Civil, en termes de Palais, est la procédure ordinaire qu’on fait dans les procès pour le commerce & pour l’intérêt pécuniaire, & est opposé à criminel. Dans ce sens on dit, Lieutenant Civil, Ordinaria cognitionis judex ; & Lieutenant Criminel, Capitalium rerum Prætor ; un Juge Civil, Judex ordinarius ; & Criminel, Judex rerum criminalium, capitalium. La Chambre Civile du Châtelet. Un Greffe Civil. Ordinariæ causæ tribunal, tabularium. Une partie civile, est celle qui poursuit un procès criminel pour son intérêt particulier. Adversarius civile jus persequens. Des conclusions civiles sont des écritures qu’on fait pour demander des intérêts civils, des dédommagemens pour la partie offensée.

On appelle Interêts civils, le dédommagement dû à quelqu’un sur le bien d’un criminel, à cause du tort qu’il a souffert par le crime commis. Acad. Fr.

Requête civile, est une voie de Droit, par laquelle on se pourvoit contre les Arrêts des Cours Souveraines, ou contre les Sentences rendues par les Présidiaux au premier chef de l’Edit. Libellus supplex ad impetrandam judicatæ litis novam disceptationem. Elle diffère de la proposition d’erreur, en ce que par la requête civile on se plaint seulement du fait de la partie civile, & des suppositions ou des surprises faites aux Juges : au lieu que par la proposition d’erreur on accuse le fait des Juges, qui se sont trompés eux-mêmes. C’est pourquoi celle-ci n’est plus en usage. La requête civile s’obtient par Lettres de Chancellerie sur une consultation de deux anciens Avocats. Les ampliations de requête civile, ou les ouvertures de requête civile, sont le dol personnel, contrariété de jugemens, procédures mal observées, pièces fausses qui ont servi de fondement à l’arrêt, pièces nouvellement recouvrées, retenues par le dol de la partie, & autres cas mentionnés en l’article 34 du titre 35 de l’Ordonnance de 1667. On ne reçoit plus les requêtes civiles, s’il n’y a ouverture en la forme, quand il y auroit de l’erreur au fond, & sans consigner une amende de 450 livres.

On appelle mort civile, ce qui emporte un retranchement de la société civile, comme une condamnation aux galères perpétuelles, à un bannissement perpétuel, ou une condamnation à mort par contumace, qui font qu’on ne regarde plus un homme comme citoyen.

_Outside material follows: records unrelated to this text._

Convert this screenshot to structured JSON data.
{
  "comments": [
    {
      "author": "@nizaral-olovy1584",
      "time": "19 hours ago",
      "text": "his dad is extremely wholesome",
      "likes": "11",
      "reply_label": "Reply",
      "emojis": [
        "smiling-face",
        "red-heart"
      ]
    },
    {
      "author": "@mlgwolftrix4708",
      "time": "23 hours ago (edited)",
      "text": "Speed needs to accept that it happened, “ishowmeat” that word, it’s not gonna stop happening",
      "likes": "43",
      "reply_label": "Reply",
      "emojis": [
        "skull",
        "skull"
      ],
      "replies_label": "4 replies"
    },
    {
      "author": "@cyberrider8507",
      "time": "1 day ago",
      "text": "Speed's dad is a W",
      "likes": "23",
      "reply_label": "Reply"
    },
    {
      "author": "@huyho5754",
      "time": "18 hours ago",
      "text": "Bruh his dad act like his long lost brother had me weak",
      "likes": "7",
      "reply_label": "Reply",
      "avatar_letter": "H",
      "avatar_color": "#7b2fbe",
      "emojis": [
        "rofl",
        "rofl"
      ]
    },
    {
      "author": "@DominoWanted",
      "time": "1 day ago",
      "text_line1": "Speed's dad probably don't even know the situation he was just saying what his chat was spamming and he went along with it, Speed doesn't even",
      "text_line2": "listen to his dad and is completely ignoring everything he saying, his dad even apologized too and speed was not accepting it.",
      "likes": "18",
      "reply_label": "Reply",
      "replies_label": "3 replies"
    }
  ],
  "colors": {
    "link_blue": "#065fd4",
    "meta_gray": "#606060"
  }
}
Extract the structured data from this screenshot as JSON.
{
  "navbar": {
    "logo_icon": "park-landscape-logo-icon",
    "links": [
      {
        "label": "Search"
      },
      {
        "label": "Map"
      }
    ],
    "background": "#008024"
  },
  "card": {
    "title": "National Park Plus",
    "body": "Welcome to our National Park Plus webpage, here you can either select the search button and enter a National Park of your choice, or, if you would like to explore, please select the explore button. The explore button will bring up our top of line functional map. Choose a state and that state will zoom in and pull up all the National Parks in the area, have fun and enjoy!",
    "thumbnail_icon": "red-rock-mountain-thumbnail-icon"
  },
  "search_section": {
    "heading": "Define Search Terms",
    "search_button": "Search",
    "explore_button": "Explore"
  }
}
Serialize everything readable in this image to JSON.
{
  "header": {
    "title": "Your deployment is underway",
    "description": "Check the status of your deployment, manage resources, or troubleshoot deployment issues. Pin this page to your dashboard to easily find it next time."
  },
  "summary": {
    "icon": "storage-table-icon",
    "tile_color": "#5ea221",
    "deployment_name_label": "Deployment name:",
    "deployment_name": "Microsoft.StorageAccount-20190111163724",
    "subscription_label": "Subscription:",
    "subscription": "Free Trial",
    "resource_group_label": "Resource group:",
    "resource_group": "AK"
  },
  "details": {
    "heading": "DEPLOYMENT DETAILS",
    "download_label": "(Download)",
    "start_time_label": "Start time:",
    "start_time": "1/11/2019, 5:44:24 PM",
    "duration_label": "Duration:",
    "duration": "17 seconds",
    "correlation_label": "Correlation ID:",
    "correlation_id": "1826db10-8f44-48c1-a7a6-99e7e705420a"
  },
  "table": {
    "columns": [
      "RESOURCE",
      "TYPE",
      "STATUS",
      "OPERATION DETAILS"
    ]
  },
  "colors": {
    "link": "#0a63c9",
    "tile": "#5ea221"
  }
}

Mors civilis. On le dit aussi de ceux qui n’ont plus la faculté d’agir en des affaires temporelles, comme ceux qui ont renoncé au monde, qui ont fait des vœux dans les Monastères ; ce qui est sujet à exception.

Guerre civile. On appelle ainsi la guerre que se font entr’eux les peuples d’un même Etat, ou les Citoyens d’une même ville. Bellum civile. Les guerre civiles sont toujours plus cruelles que les guerres étrangères.

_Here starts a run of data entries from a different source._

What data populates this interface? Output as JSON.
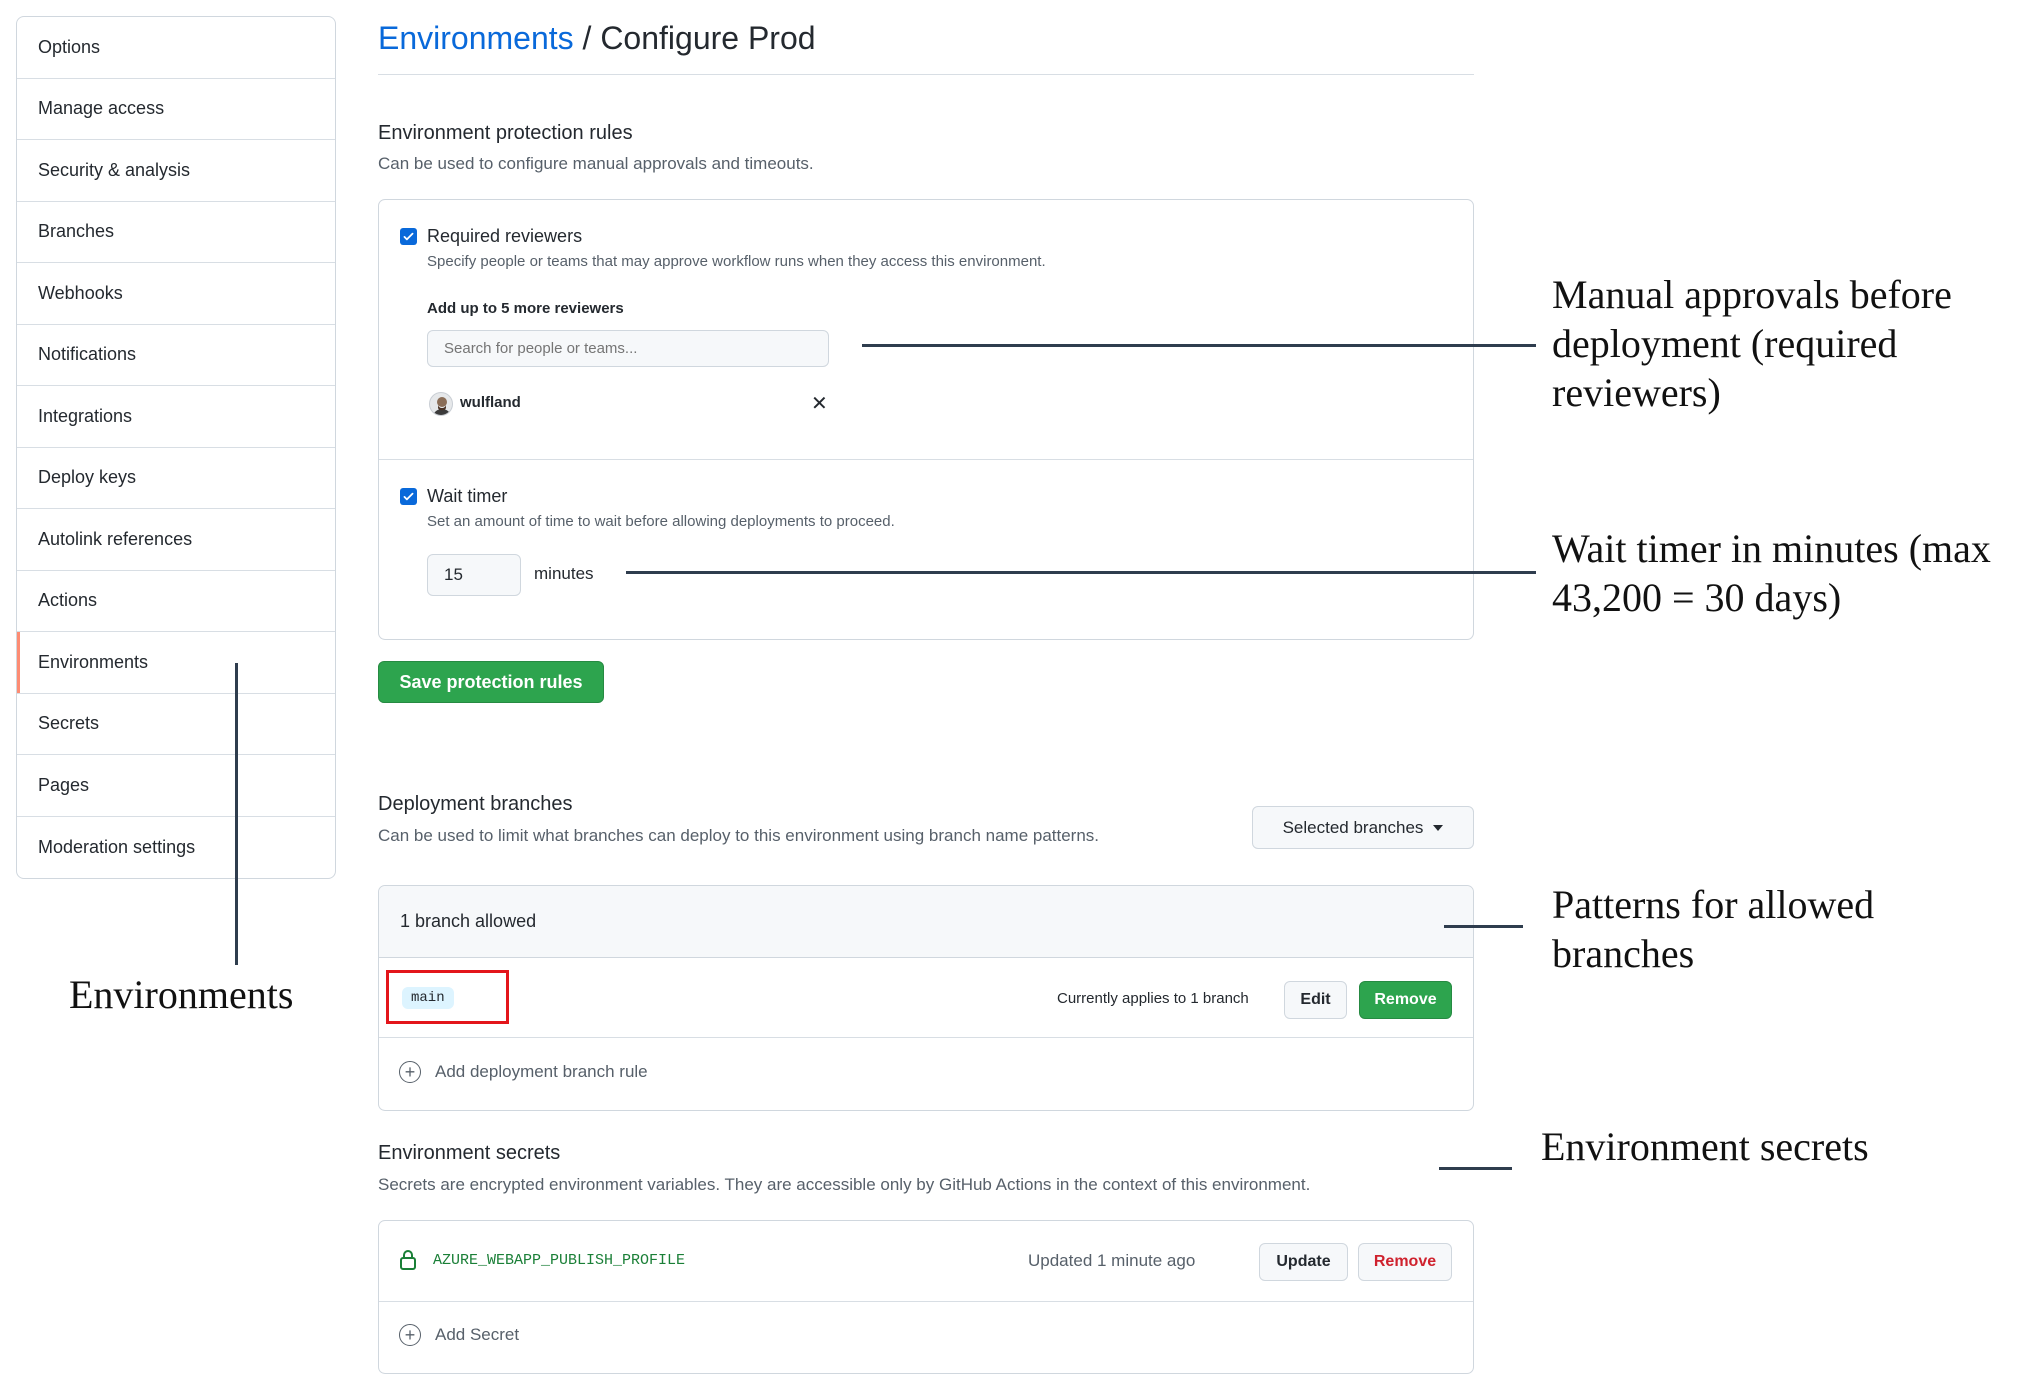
{
  "sidebar": {
    "items": [
      {
        "label": "Options"
      },
      {
        "label": "Manage access"
      },
      {
        "label": "Security & analysis"
      },
      {
        "label": "Branches"
      },
      {
        "label": "Webhooks"
      },
      {
        "label": "Notifications"
      },
      {
        "label": "Integrations"
      },
      {
        "label": "Deploy keys"
      },
      {
        "label": "Autolink references"
      },
      {
        "label": "Actions"
      },
      {
        "label": "Environments",
        "selected": true
      },
      {
        "label": "Secrets"
      },
      {
        "label": "Pages"
      },
      {
        "label": "Moderation settings"
      }
    ]
  },
  "header": {
    "crumb": "Environments",
    "separator": " / ",
    "title": "Configure Prod"
  },
  "protection": {
    "heading": "Environment protection rules",
    "description": "Can be used to configure manual approvals and timeouts.",
    "reviewers": {
      "checked": true,
      "label": "Required reviewers",
      "description": "Specify people or teams that may approve workflow runs when they access this environment.",
      "add_label": "Add up to 5 more reviewers",
      "search_placeholder": "Search for people or teams...",
      "user": "wulfland",
      "remove_icon": "x-icon"
    },
    "wait_timer": {
      "checked": true,
      "label": "Wait timer",
      "description": "Set an amount of time to wait before allowing deployments to proceed.",
      "value": "15",
      "unit": "minutes"
    },
    "save_label": "Save protection rules"
  },
  "deployment": {
    "heading": "Deployment branches",
    "description": "Can be used to limit what branches can deploy to this environment using branch name patterns.",
    "dropdown_label": "Selected branches",
    "allowed_count": "1 branch allowed",
    "rules": [
      {
        "pattern": "main",
        "applies": "Currently applies to 1 branch",
        "edit_label": "Edit",
        "remove_label": "Remove"
      }
    ],
    "add_rule_label": "Add deployment branch rule"
  },
  "secrets": {
    "heading": "Environment secrets",
    "description": "Secrets are encrypted environment variables. They are accessible only by GitHub Actions in the context of this environment.",
    "items": [
      {
        "name": "AZURE_WEBAPP_PUBLISH_PROFILE",
        "updated": "Updated 1 minute ago",
        "update_label": "Update",
        "remove_label": "Remove"
      }
    ],
    "add_label": "Add Secret"
  },
  "annotations": {
    "reviewers": "Manual approvals before deployment (required reviewers)",
    "wait_timer": "Wait timer in minutes (max 43,200 = 30 days)",
    "branches": "Patterns for allowed branches",
    "secrets": "Environment secrets",
    "environments": "Environments"
  },
  "colors": {
    "accent_blue": "#0969da",
    "success_green": "#2da44e",
    "danger_red": "#cf222e",
    "highlight_red": "#e3151b",
    "selected_marker": "#fd8c73"
  }
}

Civil, se dit aussi de la manière d’agir & de converser avec les autres hommes dans la société, & se dit de celui qui par des manières honnêtes fait rendre des honneurs convenables à ceux qu’il rencontre. Nous sommes honnêtes, dit M. l’Abbé Girard par l’observation des bienséances & des usages reçus dans la société. Nous sommes civils par les honneurs que nous rendons à ceux qui se trouvent à notre rencontre. Nous sommes polis par les façons flatteuses que nous avons dans la conversation & dans la conduite pour les personnes avec qui nous vivons. Nous sommes gracieux par des airs prevenans pour ceux qui s’adressent à nous ; les manières civiles sont un témoignage de respect. souvent dans l’usage on étend la signification de ce mot. Voyez Civilité M. de S. Evr. a employé ce mot substantivement. Un civil par excès est plus fâcheux qu’un incivil. S. Evr.